Ce qu’on pourrait dire, pour rendre justice à ce design, c’est qu’il a tout de même cette grande qualité : On pourrait partir d’une page blanche, sans faire référence à un quelconque passé, et dessiner telle quelle cette A290. Mine de rien ce n’est pas le cas de l’A110 qui n’existe qu’en tant qu’évocation contemporaine de son ainée, mais ne serait pas dessinée ainsi si on Alpine partait de zéro pour créer de toutes pièces une berlinette sportive. L’A290 ne regarde pas dans le rétro. Ne cédant rien à la nostalgie elle sent au contraire l’actualité, l’immédiat Elle prend d’une main l’esprit d’Alpine, de l’autre son corps, et elle les rassemble à la force des pecs pour synchroniser l’ensemble, et en faire cette espèce de Rage within the Machine

Parce que ça transpire de partout : cet engin ne tient pas en place. Ses roues de géantes ne vont clairement pas l’empêcher de rouler. Au contraire, tout semble être fait en elle pour la vélocité. Au point qu’à strictement parler, si Alpine la produit sans compromis elle ne va servir, strictement, à rien. Pas grave : l’utilité, c’est pour les utilitaires. On veut de la charge utile, du volume intérieur, des places arrière accessibles, des vitres qui s’abaissent jusqu’en bas, des hayons qui s’ouvrent jusqu’au sol, des porte gobelets, des chargeurs à induction, des fixations Isofix, et pourquoi pas des portes coulissantes encore ? Y a des Kangoo pour ça. Et à ce jour, il n’y a pas de déclinaison Alpine au programme. Telle qu’elle est présentée, l’A290 β est totalement dénuée de tout caractère fonctionnel. Ses portes arrière sont condamnées, il n’y a que trois places et encore, c’est juste pour ne pas admettre qu’en fait, il n’y en a vraiment qu’une, au beau milieu d’un habitacle qui s’apparente plutôt à une cage, un ring, un octogone installé là pour accueillir celui ou celle qui a le cran de venir se battre au cœur des flux électriques.

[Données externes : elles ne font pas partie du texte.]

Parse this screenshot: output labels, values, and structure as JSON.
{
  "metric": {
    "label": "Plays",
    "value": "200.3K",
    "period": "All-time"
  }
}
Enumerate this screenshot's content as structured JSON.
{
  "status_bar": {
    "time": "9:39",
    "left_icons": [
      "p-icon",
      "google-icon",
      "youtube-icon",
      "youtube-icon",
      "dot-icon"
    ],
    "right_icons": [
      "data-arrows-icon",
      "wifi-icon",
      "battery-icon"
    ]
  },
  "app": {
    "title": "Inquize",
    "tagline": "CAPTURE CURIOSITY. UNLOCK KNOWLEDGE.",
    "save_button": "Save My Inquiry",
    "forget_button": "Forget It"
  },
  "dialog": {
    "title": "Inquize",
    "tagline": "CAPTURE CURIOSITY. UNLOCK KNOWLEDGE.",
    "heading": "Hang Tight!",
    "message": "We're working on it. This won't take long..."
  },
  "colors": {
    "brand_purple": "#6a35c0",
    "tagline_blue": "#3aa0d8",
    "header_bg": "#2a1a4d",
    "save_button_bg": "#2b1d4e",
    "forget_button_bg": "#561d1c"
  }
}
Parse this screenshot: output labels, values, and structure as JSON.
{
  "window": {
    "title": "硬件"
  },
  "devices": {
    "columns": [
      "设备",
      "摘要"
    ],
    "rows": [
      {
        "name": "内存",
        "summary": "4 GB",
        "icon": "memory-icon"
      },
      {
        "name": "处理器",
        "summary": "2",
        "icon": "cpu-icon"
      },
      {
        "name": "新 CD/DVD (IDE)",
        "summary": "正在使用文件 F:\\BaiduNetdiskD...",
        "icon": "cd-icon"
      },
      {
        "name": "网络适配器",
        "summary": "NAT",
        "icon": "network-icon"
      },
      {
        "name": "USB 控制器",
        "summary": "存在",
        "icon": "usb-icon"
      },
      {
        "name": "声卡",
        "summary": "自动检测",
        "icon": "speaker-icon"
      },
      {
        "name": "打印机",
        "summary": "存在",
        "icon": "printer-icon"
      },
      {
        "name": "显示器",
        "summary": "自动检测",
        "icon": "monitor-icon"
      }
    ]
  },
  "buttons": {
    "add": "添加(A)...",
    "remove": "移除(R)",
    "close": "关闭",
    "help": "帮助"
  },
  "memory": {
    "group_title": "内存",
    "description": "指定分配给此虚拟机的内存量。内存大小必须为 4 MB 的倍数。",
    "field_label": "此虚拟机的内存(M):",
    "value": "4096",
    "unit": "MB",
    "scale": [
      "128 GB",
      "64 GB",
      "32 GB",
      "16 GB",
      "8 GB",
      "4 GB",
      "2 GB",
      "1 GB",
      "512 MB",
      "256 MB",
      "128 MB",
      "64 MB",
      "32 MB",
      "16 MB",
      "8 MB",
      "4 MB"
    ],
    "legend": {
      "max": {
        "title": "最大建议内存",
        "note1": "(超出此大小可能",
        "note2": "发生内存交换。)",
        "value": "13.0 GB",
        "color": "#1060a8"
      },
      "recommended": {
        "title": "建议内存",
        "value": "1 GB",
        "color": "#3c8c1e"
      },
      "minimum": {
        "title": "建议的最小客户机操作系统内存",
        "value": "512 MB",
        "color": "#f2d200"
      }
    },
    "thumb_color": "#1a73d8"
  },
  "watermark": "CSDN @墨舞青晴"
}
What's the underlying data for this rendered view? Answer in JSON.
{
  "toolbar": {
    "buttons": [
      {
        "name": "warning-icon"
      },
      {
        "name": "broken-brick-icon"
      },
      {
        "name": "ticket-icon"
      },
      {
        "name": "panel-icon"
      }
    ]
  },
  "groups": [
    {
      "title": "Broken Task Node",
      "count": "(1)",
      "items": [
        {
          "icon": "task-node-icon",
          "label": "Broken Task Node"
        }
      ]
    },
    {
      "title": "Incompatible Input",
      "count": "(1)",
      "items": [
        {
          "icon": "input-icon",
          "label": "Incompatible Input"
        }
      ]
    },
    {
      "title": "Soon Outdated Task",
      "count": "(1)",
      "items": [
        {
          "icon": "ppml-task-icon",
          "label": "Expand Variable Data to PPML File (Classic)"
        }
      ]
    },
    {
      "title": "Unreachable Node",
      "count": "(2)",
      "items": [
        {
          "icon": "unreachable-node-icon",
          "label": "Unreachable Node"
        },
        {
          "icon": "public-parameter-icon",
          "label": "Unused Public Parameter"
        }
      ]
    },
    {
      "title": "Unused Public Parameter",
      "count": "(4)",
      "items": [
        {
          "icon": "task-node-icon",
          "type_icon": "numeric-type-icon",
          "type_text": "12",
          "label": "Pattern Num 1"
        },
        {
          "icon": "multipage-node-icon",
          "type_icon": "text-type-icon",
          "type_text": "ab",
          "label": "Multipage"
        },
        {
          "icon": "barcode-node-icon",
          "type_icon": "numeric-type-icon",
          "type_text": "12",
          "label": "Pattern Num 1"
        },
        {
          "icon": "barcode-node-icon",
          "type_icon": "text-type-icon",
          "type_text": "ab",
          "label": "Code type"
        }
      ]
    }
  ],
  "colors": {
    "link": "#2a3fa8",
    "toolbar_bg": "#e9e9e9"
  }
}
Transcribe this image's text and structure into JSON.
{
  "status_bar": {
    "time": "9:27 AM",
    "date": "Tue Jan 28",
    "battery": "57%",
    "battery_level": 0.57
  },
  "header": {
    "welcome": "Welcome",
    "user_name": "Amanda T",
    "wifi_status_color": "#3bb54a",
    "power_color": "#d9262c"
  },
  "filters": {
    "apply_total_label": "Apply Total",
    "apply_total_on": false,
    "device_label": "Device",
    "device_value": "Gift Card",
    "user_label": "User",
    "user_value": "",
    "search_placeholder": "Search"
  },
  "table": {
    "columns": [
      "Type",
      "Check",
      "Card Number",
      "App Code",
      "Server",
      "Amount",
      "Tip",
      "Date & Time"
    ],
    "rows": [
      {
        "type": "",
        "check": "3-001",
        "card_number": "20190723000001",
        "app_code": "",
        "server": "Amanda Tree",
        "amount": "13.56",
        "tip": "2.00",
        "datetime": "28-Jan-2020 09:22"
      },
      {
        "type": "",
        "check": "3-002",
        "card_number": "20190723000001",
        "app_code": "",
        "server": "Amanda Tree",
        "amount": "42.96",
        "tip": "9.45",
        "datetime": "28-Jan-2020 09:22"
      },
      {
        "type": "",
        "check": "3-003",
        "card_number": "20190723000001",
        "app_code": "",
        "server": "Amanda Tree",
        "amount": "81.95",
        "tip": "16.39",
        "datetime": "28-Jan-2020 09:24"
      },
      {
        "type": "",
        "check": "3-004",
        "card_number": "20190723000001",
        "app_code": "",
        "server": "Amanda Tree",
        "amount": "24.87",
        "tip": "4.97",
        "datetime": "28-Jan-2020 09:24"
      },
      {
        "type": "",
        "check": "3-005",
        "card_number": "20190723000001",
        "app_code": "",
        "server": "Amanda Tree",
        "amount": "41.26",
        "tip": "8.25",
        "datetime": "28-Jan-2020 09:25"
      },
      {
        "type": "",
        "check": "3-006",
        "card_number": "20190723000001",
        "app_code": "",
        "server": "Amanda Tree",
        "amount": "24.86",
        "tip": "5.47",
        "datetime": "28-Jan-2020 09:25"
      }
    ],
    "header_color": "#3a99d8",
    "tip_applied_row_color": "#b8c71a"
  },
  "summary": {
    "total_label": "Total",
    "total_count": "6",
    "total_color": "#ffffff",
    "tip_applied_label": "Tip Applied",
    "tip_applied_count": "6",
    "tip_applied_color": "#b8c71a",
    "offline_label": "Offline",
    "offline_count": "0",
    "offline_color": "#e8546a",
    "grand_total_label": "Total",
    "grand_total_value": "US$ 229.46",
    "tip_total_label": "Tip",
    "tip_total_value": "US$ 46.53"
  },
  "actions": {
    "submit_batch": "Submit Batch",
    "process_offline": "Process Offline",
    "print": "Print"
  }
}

Mais après tout, une moto aussi ça ne sert à rien. On lit des critiques sur l’autonomie nécessairement ridicule de l’engin sur autoroute ; et en effet, pour contenir le poids et le prix, il va falloir se limiter en batteries, donc en kilométrage abattu avec une charge. Mais c’est la vie d’une bonne partie des motards : sprinter sur un nombre de kilomètres qui se compte à peine en centaines, et additionner les pit-stops pour refaire le plein. Et cette vie sur la route vécue comme une suite de segments de droite traversés poignet droit calé en arrière, le corps crispé vers l’avant à la force des abdos pour se blottir contre le saute-vent, les jambes enserrant la monture pour faire corps dans l’accélération, délester la roue motrice de toute autre charge que la transmission au sol de la puissance, cette vie faite d’interruptions entrecoupées d’instants de grâce, fait généralement plus envie que pitié. Il faut voir l’A290 β comme une sprinteuse, un jouet à l’échelle 1 dont l’accélérateur est un interrupteur auquel s’ajoute la gâchette OV, histoire d’ajouter une giclée d’électrons supplémentaires dans le flux qui va de la batterie aux roues. Etre au volant de ce genre d’engin c’est accumuler les jouissances réclamant, chacune, de recharger les batteries un instant pour avoir de nouveau du jus à déverser sur la route. Finalement, l’important pour cette A290 n’est pas d’avoir de grosses batteries mais un chargeur capable d’avaler et injecter une dose massive de charge en peu de temps. C’est ce cahier des charges que doit viser Alpine pour la réussir : un ptit cul, une grande bouche.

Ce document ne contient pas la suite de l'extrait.